Luizianne Lins nega assinar documento de deportação proposto por Israel e permanece detida

A delegação brasileira, incluindo a deputada federal Luizianne Lins, permanece detida na prisão de Ketziot, no deserto de Negev, após a interceptação por forças israelenses da flotilha humanitária que levava alimentos e medicamentos para o povo palestino, em águas internacionais.

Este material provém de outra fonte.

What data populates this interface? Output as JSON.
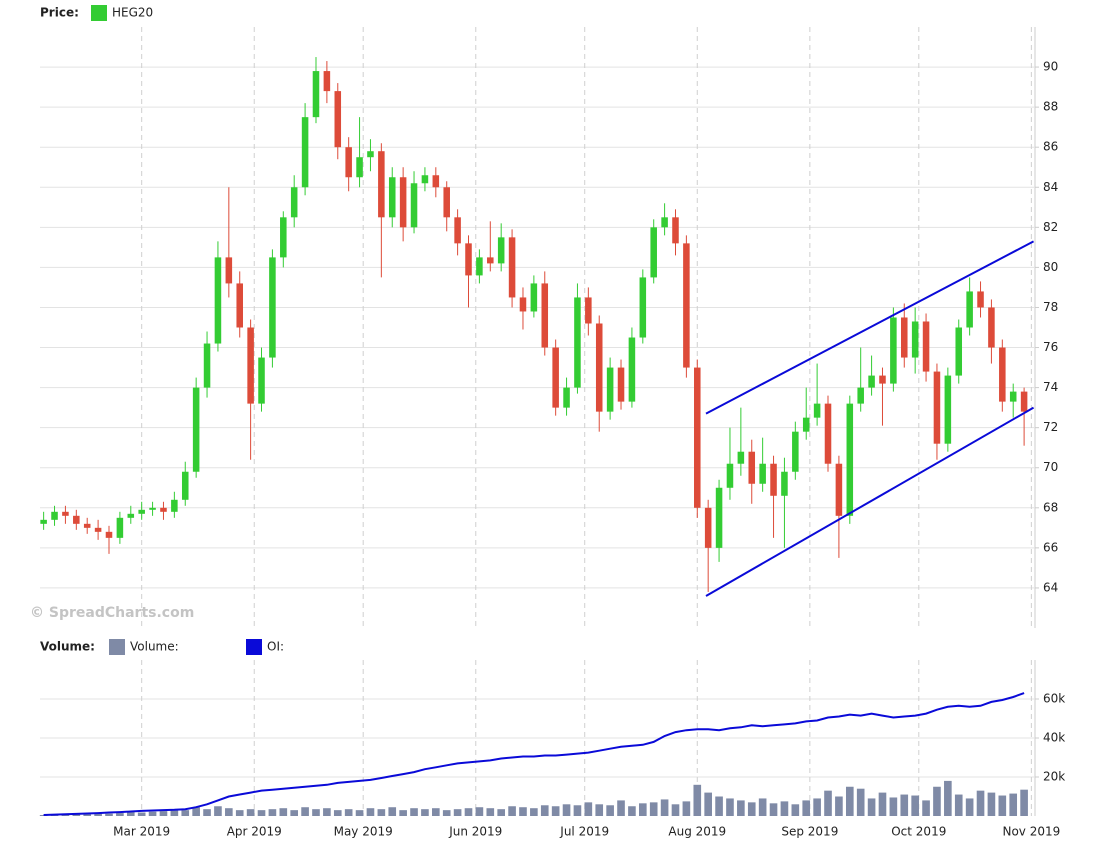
{
  "chart_data": [
    {
      "type": "candlestick",
      "legend_label": "Price:",
      "watermark": "© SpreadCharts.com",
      "x": [
        1,
        4,
        7,
        10,
        13,
        16,
        19,
        22,
        25,
        28,
        31,
        34,
        37,
        40,
        43,
        46,
        49,
        52,
        55,
        58,
        61,
        64,
        67,
        70,
        73,
        76,
        79,
        82,
        85,
        88,
        91,
        94,
        97,
        100,
        103,
        106,
        109,
        112,
        115,
        118,
        121,
        124,
        127,
        130,
        133,
        136,
        139,
        142,
        145,
        148,
        151,
        154,
        157,
        160,
        163,
        166,
        169,
        172,
        175,
        178,
        181,
        184,
        187,
        190,
        193,
        196,
        199,
        202,
        205,
        208,
        211,
        214,
        217,
        220,
        223,
        226,
        229,
        232,
        235,
        238,
        241,
        244,
        247,
        250,
        253,
        256,
        259,
        262,
        265,
        268,
        271
      ],
      "series": [
        {
          "name": "HEG20",
          "color": "#33cc33",
          "up_color": "#33cc33",
          "down_color": "#dd4b39",
          "open": [
            67.2,
            67.4,
            67.8,
            67.6,
            67.2,
            67.0,
            66.8,
            66.5,
            67.5,
            67.7,
            67.9,
            68.0,
            67.8,
            68.4,
            69.8,
            74.0,
            76.2,
            80.5,
            79.2,
            77.0,
            73.2,
            75.5,
            80.5,
            82.5,
            84.0,
            87.5,
            89.8,
            88.8,
            86.0,
            84.5,
            85.5,
            85.8,
            82.5,
            84.5,
            82.0,
            84.2,
            84.6,
            84.0,
            82.5,
            81.2,
            79.6,
            80.5,
            80.2,
            81.5,
            78.5,
            77.8,
            79.2,
            76.0,
            73.0,
            74.0,
            78.5,
            77.2,
            72.8,
            75.0,
            73.3,
            76.5,
            79.5,
            82.0,
            82.5,
            81.2,
            75.0,
            68.0,
            66.0,
            69.0,
            70.2,
            70.8,
            69.2,
            70.2,
            68.6,
            69.8,
            71.8,
            72.5,
            73.2,
            70.2,
            67.6,
            73.2,
            74.0,
            74.6,
            74.2,
            77.5,
            75.5,
            77.3,
            74.8,
            71.2,
            74.6,
            77.0,
            78.8,
            78.0,
            76.0,
            73.3,
            73.8
          ],
          "high": [
            67.8,
            68.1,
            68.1,
            67.9,
            67.5,
            67.4,
            67.1,
            67.8,
            68.1,
            68.3,
            68.3,
            68.3,
            68.8,
            70.3,
            74.5,
            76.8,
            81.3,
            84.0,
            79.8,
            77.4,
            76.0,
            80.9,
            82.8,
            84.6,
            88.2,
            90.5,
            90.3,
            89.2,
            86.5,
            87.5,
            86.4,
            86.2,
            85.0,
            85.0,
            84.8,
            85.0,
            85.0,
            84.3,
            82.9,
            81.6,
            80.9,
            82.3,
            82.2,
            81.9,
            79.0,
            79.6,
            79.8,
            76.4,
            74.5,
            79.2,
            79.0,
            77.6,
            75.5,
            75.4,
            77.0,
            79.9,
            82.4,
            83.2,
            82.9,
            81.6,
            75.4,
            68.4,
            69.4,
            72.0,
            73.0,
            71.4,
            71.5,
            70.6,
            70.5,
            72.3,
            74.0,
            75.2,
            73.6,
            70.6,
            73.6,
            76.0,
            75.6,
            75.0,
            78.0,
            78.2,
            78.0,
            77.7,
            75.2,
            75.0,
            77.4,
            79.5,
            79.3,
            78.4,
            76.4,
            74.2,
            74.0
          ],
          "low": [
            66.9,
            67.1,
            67.2,
            66.9,
            66.7,
            66.4,
            65.7,
            66.2,
            67.2,
            67.4,
            67.6,
            67.4,
            67.5,
            68.1,
            69.5,
            73.5,
            75.8,
            78.5,
            76.5,
            70.4,
            72.8,
            75.0,
            80.0,
            82.0,
            83.6,
            87.2,
            88.2,
            85.4,
            83.8,
            84.0,
            84.8,
            79.5,
            82.0,
            81.3,
            81.7,
            83.8,
            83.5,
            81.8,
            80.6,
            78.0,
            79.2,
            79.8,
            79.8,
            78.0,
            76.9,
            77.5,
            75.6,
            72.6,
            72.6,
            73.7,
            76.6,
            71.8,
            72.4,
            72.9,
            73.0,
            76.2,
            79.2,
            81.6,
            80.6,
            74.5,
            67.5,
            63.8,
            65.3,
            68.4,
            69.6,
            68.2,
            68.8,
            66.5,
            66.0,
            69.4,
            71.4,
            72.1,
            69.8,
            65.5,
            67.2,
            72.8,
            73.6,
            72.1,
            73.8,
            75.0,
            74.7,
            74.3,
            70.4,
            70.8,
            74.2,
            76.6,
            77.5,
            75.2,
            72.8,
            72.5,
            71.1
          ],
          "close": [
            67.4,
            67.8,
            67.6,
            67.2,
            67.0,
            66.8,
            66.5,
            67.5,
            67.7,
            67.9,
            68.0,
            67.8,
            68.4,
            69.8,
            74.0,
            76.2,
            80.5,
            79.2,
            77.0,
            73.2,
            75.5,
            80.5,
            82.5,
            84.0,
            87.5,
            89.8,
            88.8,
            86.0,
            84.5,
            85.5,
            85.8,
            82.5,
            84.5,
            82.0,
            84.2,
            84.6,
            84.0,
            82.5,
            81.2,
            79.6,
            80.5,
            80.2,
            81.5,
            78.5,
            77.8,
            79.2,
            76.0,
            73.0,
            74.0,
            78.5,
            77.2,
            72.8,
            75.0,
            73.3,
            76.5,
            79.5,
            82.0,
            82.5,
            81.2,
            75.0,
            68.0,
            66.0,
            69.0,
            70.2,
            70.8,
            69.2,
            70.2,
            68.6,
            69.8,
            71.8,
            72.5,
            73.2,
            70.2,
            67.6,
            73.2,
            74.0,
            74.6,
            74.2,
            77.5,
            75.5,
            77.3,
            74.8,
            71.2,
            74.6,
            77.0,
            78.8,
            78.0,
            76.0,
            73.3,
            73.8,
            72.8
          ]
        }
      ],
      "lines": [
        {
          "x": [
            183.4,
            273.6
          ],
          "y": [
            72.7,
            81.3
          ]
        },
        {
          "x": [
            183.4,
            273.6
          ],
          "y": [
            63.6,
            73.0
          ]
        }
      ],
      "line_color": "#0a0ad8",
      "xlim": [
        0,
        274
      ],
      "ylim": [
        62,
        92
      ],
      "yticks": [
        64,
        66,
        68,
        70,
        72,
        74,
        76,
        78,
        80,
        82,
        84,
        86,
        88,
        90
      ],
      "grid": true
    },
    {
      "type": "bar",
      "legend_label": "Volume:",
      "x": [
        1,
        4,
        7,
        10,
        13,
        16,
        19,
        22,
        25,
        28,
        31,
        34,
        37,
        40,
        43,
        46,
        49,
        52,
        55,
        58,
        61,
        64,
        67,
        70,
        73,
        76,
        79,
        82,
        85,
        88,
        91,
        94,
        97,
        100,
        103,
        106,
        109,
        112,
        115,
        118,
        121,
        124,
        127,
        130,
        133,
        136,
        139,
        142,
        145,
        148,
        151,
        154,
        157,
        160,
        163,
        166,
        169,
        172,
        175,
        178,
        181,
        184,
        187,
        190,
        193,
        196,
        199,
        202,
        205,
        208,
        211,
        214,
        217,
        220,
        223,
        226,
        229,
        232,
        235,
        238,
        241,
        244,
        247,
        250,
        253,
        256,
        259,
        262,
        265,
        268,
        271
      ],
      "series": [
        {
          "name": "Volume:",
          "color": "#7f8aa6",
          "values": [
            500,
            800,
            1000,
            1200,
            1000,
            1500,
            1200,
            1500,
            2000,
            1800,
            2200,
            2500,
            2800,
            3000,
            4500,
            3500,
            5000,
            4000,
            3000,
            3500,
            3000,
            3500,
            4000,
            3000,
            4500,
            3500,
            4000,
            3000,
            3500,
            3000,
            4000,
            3500,
            4500,
            3000,
            4000,
            3500,
            4000,
            3000,
            3500,
            4000,
            4500,
            4000,
            3500,
            5000,
            4500,
            4000,
            5500,
            5000,
            6000,
            5500,
            7000,
            6000,
            5500,
            8000,
            5000,
            6500,
            7000,
            8500,
            6000,
            7500,
            16000,
            12000,
            10000,
            9000,
            8000,
            7000,
            9000,
            6500,
            7500,
            6000,
            8000,
            9000,
            13000,
            10000,
            15000,
            14000,
            9000,
            12000,
            9500,
            11000,
            10500,
            8000,
            15000,
            18000,
            11000,
            9000,
            13000,
            12000,
            10500,
            11500,
            13500
          ]
        },
        {
          "name": "OI:",
          "color": "#0a0ad8",
          "type": "line",
          "values": [
            500,
            700,
            900,
            1100,
            1300,
            1500,
            1800,
            2000,
            2300,
            2600,
            2800,
            3000,
            3200,
            3500,
            4500,
            6000,
            8000,
            10000,
            11000,
            12000,
            13000,
            13500,
            14000,
            14500,
            15000,
            15500,
            16000,
            17000,
            17500,
            18000,
            18500,
            19500,
            20500,
            21500,
            22500,
            24000,
            25000,
            26000,
            27000,
            27500,
            28000,
            28500,
            29500,
            30000,
            30500,
            30500,
            31000,
            31000,
            31500,
            32000,
            32500,
            33500,
            34500,
            35500,
            36000,
            36500,
            38000,
            41000,
            43000,
            44000,
            44500,
            44500,
            44000,
            45000,
            45500,
            46500,
            46000,
            46500,
            47000,
            47500,
            48500,
            49000,
            50500,
            51000,
            52000,
            51500,
            52500,
            51500,
            50500,
            51000,
            51500,
            52500,
            54500,
            56000,
            56500,
            56000,
            56500,
            58500,
            59500,
            61000,
            63000
          ]
        }
      ],
      "xlim": [
        0,
        274
      ],
      "xticks": [
        {
          "value": 28,
          "label": "Mar 2019"
        },
        {
          "value": 59,
          "label": "Apr 2019"
        },
        {
          "value": 89,
          "label": "May 2019"
        },
        {
          "value": 120,
          "label": "Jun 2019"
        },
        {
          "value": 150,
          "label": "Jul 2019"
        },
        {
          "value": 181,
          "label": "Aug 2019"
        },
        {
          "value": 212,
          "label": "Sep 2019"
        },
        {
          "value": 242,
          "label": "Oct 2019"
        },
        {
          "value": 273,
          "label": "Nov 2019"
        }
      ],
      "ylim": [
        0,
        80000
      ],
      "yticks": [
        {
          "value": 20000,
          "label": "20k"
        },
        {
          "value": 40000,
          "label": "40k"
        },
        {
          "value": 60000,
          "label": "60k"
        }
      ],
      "grid": true
    }
  ]
}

De acordo com nota divulgada nas redes sociais da deputada Luizianne Lins (PT/CE), a advogada que acompanha a delegação brasileira informou que Luizianne decidiu não assinar o documento de deportação acelerada oferecido pelas autoridades israelenses. A parlamentar considerou o documento abusivo e que, por sua trajetória na defesa dos direitos humanos, entendeu que sua responsabilidade ia além de sua própria situação – estando em solidariedade e unidade com os demais membros da delegação brasileira que não assinaram o documento.

Durante o depoimento publicado, é abordado a situação que a delegação brasileira está passando.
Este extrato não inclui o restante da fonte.